Tips for getting the most from Claude Code

  • Use the most capable model (currently Opus 4.6) — it often uses fewer tokens than cheaper models because it requires less correction.
  • Start tasks in plan mode (shift-tab twice in terminal) before letting Claude write code; auto-accept edits once the plan looks good.
  • Run multiple agents in parallel — terminal, desktop app, iOS, and Slack integration all run the same underlying agent.
  • No single right way to use it; ask Claude Code itself for setup recommendations.

Safety, interpretability, and releasing early

  • Three layers of safety: mechanistic interpretability (neuron-level model monitoring), evals (lab Petri-dish testing), and real-world behavior.
  • Claude Code was used internally at Anthropic for four to five months before external release specifically to study agent safety.
  • Superposition: in large models, a single neuron encodes dozens of concepts simultaneously; understanding this is an active research frontier.
  • Early releases are a safety valve — real-world behavior is the only way to validate alignment beyond the lab.

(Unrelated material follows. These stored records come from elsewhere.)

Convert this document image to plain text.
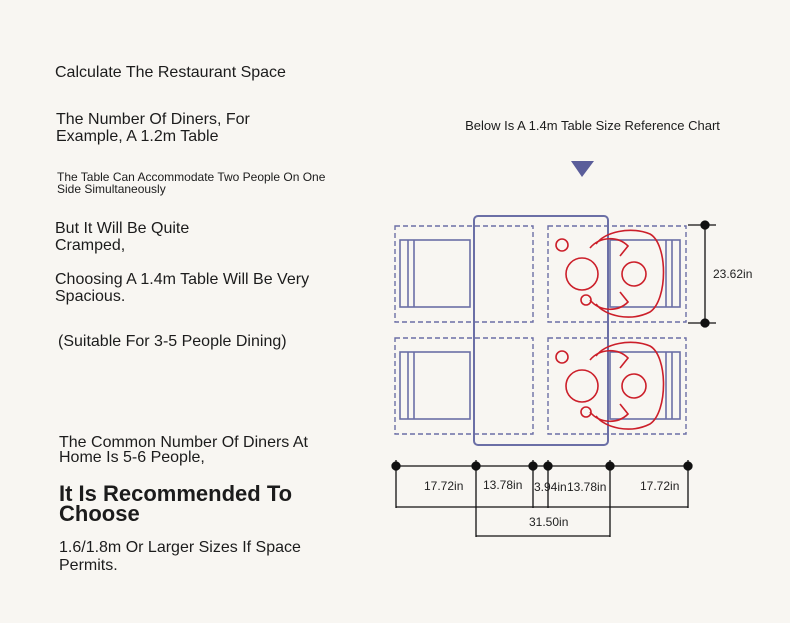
Calculate The Restaurant Space

The Number Of Diners, For Example, A 1.2m Table

The Table Can Accommodate Two People On One Side Simultaneously

But It Will Be Quite Cramped,

Choosing A 1.4m Table Will Be Very Spacious.

(Suitable For 3-5 People Dining)

The Common Number Of Diners At Home Is 5-6 People,

It Is Recommended To Choose

1.6/1.8m Or Larger Sizes If Space Permits.

Below Is A 1.4m Table Size Reference Chart

23.62in
17.72in 13.78in 3.94in 13.78in	17.72in
31.50in
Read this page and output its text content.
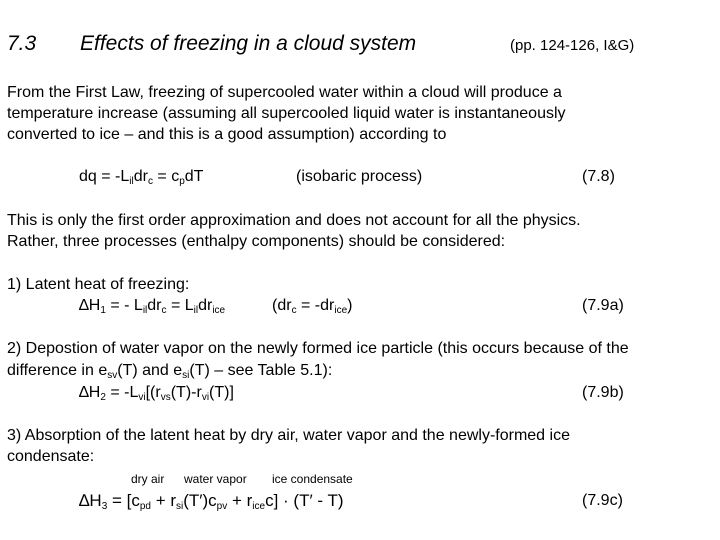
7.3 Effects of freezing in a cloud system	(pp. 124-126, I&G)
From the First Law, freezing of supercooled water within a cloud will produce a
temperature increase (assuming all supercooled liquid water is instantaneously
converted to ice – and this is a good assumption) according to
dq = $-L_{il}dr_c = c_pdT$	(isobaric process)	(7.8)
This is only the first order approximation and does not account for all the physics.
Rather, three processes (enthalpy components) should be considered:
1) Latent heat of freezing:
$\Delta H_1$ = - $L_{il}dr_c = L_{il}dr_{ice}$	$(dr_c = -dr_{ice})$	(7.9a)
2) Depostion of water vapor on the newly formed ice particle (this occurs because of the
difference in $e_{sv}(T)$ and $e_{si}(T)$ – see Table 5.1):
$\Delta H_2 = -L_{vi}[(r_{vs}(T)-r_{vi}(T)]$	(7.9b)
3) Absorption of the latent heat by dry air, water vapor and the newly-formed ice
condensate:
dry air water vapor ice condensate
$\Delta H_3 = [c_{pd} + r_{si}(T')c_{pv} + r_{ice}c] \cdot (T' - T)$	(7.9c)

The broader shift: printing press analogy

  • Pre-printing-press Europe: sub-1% literacy; scribes held all knowledge work.
  • 50 years after Gutenberg: more printed material than in the prior 1,000 years; cost dropped ~100x.
  • Literacy still took 200 years to reach 70% globally — transitions are fast at the frontier, slow in diffusion.
  • Programming going from a specialist skill to a universal one follows the same arc; the Renaissance required mass literacy; the next leap requires mass programmability.
  • Near-term it will be disruptive and painful; long-term it is democratizing.

Advice for staying ahead

  • Experiment with AI tools now; stay on the bleeding edge.
  • Become a generalist — cross disciplines (engineering + design sense, engineering + business judgment, PM + coding).
  • The people rewarded most will be curious generalists who can hold the full problem, not just their slice.